I ended up doing a year of volunteer service after graduation to keep discerning, but after that I figured I’d give it a try, at least for a year.
As I start my last semester of seminary five years later, I can look back and say it’s been good. I have to admit that there has been a long process of “grieving” celibacy for me. I honestly feel called to it, especially in the availability that it enables for God and neighbor through prayer and ministry, but there is certainly mourning that goes along with the road not taken.
Despite that, though, there have been many more joys. I’m getting to take the classes that I always secretly drooled over. I have time for prayer and reflection. I’ve been able to work at a parish in Mexico, an orphanage in Honduras, and teach a college-level course that traveled to India.
|Matthew Kuczora, C.S.C. (top photo) renews his vows and (bottom photo) with a young friend in Honduras.|
All those experiences were great—but it was a totally different feeling when Brandon’s mom asked if I would lead his funeral service. Brandon was Catholic, but his family didn’t want the funeral in a church and wondered if I could help.
It’s now or never
Prayer in a quiet chapel and the warm feeling of helping people in need are fine discernment tools, but this was an intense confrontation with the reality facing me: Do I embrace this offer and the bigger question of this vocation, or is it not really right for me?
I had never “done” a funeral before, let alone a friend’s funeral. Of course I told Brandon’s mom I would do it, and I poured myself into preparing for it. Somehow I held it together long enough for us to celebrate Brandon’s life, thank God for the days we had with him, and ask God to welcome him home and comfort our broken hearts.

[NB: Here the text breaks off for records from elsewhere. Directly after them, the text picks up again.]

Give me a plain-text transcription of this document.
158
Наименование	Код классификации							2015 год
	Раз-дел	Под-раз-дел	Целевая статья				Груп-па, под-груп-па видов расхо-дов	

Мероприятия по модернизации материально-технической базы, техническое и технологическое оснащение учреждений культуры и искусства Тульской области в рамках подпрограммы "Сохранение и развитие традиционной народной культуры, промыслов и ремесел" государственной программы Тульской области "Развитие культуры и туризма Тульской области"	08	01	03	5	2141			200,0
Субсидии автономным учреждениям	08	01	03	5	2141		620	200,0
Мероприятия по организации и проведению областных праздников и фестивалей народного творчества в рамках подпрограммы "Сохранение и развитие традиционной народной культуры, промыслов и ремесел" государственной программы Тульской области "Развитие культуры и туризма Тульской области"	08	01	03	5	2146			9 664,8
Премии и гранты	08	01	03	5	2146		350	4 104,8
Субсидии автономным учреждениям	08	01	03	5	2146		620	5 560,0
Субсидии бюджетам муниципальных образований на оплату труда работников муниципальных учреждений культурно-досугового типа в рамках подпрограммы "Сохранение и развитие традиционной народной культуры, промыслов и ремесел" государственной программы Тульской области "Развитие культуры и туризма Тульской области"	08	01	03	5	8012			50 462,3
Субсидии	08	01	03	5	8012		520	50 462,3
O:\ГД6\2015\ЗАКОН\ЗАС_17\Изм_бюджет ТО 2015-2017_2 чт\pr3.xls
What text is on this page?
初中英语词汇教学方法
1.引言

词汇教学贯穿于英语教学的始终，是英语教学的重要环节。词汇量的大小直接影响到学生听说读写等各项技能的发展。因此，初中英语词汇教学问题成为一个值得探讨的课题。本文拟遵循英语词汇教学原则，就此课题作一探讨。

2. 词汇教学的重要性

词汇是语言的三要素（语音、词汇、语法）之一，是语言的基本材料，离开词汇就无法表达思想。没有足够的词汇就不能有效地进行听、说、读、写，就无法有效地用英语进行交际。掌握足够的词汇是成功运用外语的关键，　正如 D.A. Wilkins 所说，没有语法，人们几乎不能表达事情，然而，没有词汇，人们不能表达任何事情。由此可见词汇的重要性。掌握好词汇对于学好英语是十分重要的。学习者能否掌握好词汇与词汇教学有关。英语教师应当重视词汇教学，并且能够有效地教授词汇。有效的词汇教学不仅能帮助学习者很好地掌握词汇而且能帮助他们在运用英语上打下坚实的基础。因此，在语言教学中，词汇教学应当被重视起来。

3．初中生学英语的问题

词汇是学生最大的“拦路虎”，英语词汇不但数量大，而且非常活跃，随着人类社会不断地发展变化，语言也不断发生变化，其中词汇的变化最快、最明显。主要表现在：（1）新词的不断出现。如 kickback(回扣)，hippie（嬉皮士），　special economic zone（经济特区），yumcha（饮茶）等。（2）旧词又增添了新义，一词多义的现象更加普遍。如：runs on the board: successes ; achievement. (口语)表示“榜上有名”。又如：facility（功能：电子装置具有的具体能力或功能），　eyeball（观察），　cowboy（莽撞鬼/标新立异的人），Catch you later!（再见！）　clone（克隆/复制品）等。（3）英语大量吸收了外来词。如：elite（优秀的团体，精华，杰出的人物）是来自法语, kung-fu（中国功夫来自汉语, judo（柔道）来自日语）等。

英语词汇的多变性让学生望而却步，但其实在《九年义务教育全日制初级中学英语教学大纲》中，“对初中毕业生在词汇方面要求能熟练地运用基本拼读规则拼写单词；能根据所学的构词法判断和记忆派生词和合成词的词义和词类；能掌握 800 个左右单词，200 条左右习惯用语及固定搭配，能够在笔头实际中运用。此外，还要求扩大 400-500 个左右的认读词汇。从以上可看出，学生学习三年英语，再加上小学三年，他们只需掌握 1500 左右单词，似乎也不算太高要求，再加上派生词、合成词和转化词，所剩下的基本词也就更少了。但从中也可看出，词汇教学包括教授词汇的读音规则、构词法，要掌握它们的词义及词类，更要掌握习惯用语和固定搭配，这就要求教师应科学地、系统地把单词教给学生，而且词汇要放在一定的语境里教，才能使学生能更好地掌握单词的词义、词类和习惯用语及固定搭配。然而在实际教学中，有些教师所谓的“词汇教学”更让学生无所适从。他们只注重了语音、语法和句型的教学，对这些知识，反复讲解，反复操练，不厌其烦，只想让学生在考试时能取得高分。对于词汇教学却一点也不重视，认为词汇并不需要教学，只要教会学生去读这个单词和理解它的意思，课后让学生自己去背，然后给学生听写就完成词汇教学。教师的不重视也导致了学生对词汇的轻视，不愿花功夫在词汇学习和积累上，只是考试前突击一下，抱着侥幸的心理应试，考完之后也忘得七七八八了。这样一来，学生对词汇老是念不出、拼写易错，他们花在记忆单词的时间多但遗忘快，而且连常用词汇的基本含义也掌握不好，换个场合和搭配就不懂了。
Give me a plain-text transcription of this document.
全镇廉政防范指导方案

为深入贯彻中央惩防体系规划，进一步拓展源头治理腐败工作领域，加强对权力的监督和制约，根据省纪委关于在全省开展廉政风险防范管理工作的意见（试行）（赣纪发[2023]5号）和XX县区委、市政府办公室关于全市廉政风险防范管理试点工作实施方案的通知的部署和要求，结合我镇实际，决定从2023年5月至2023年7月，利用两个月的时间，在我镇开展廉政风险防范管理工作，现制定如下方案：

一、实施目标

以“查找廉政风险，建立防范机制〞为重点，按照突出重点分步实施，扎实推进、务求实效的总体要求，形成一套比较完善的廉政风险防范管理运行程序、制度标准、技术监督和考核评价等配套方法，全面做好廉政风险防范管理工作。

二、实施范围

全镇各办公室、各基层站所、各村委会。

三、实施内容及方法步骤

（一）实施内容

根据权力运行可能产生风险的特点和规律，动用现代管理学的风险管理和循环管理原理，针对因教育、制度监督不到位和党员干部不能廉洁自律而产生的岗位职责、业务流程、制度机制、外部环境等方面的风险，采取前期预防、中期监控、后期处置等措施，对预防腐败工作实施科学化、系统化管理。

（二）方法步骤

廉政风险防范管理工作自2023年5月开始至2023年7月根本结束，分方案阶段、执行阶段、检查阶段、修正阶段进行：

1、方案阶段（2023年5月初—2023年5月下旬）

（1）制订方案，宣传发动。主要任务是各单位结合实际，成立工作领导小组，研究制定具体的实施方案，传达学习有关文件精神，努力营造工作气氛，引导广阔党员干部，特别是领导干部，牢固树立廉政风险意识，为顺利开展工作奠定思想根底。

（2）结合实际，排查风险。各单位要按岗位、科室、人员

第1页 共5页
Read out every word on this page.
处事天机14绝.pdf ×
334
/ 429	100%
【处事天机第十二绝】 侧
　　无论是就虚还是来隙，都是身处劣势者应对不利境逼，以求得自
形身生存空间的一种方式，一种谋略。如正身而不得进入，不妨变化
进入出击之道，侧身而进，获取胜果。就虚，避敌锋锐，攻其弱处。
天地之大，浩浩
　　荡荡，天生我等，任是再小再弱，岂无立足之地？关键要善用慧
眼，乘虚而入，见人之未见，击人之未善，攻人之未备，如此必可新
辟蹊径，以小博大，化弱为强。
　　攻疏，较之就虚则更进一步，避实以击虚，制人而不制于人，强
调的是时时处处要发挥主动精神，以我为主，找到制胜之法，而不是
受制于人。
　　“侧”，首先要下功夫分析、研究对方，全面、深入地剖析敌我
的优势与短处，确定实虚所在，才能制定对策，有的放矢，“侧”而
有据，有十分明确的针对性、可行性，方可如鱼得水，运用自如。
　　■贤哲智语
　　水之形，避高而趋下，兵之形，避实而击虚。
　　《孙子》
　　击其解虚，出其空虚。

At the graveside service, as Marines fired a final salute and gave a flag to Brandon’s mom, it was an awful, sickening time, but I was never so glad to be in religious life. I didn’t try to offer any answers but by just being there as a religious it was different than my role as a friend. People looked to me to lead them in prayer and to talk to them about death and suffering, resurrection and God’s love. I was humbled by how people came to me, grasping to find God in this sadness and how important it was for them to find some sign of hope in me. I was amazed at how God gave me the strength to find words when I could and to mourn silently with people when there were no words.
All the years of discernment and all the classes helped me to know about loving service, and in my heart I could feel that priesthood in Holy Cross was right for me, but walking with people through Brandon’s funeral was the first time I really experienced what religious life and priesthood were all about. That gives me strength and joy to take final vows in August 2011, knowing that is what God is calling me to and what a wonderful and needed life it is.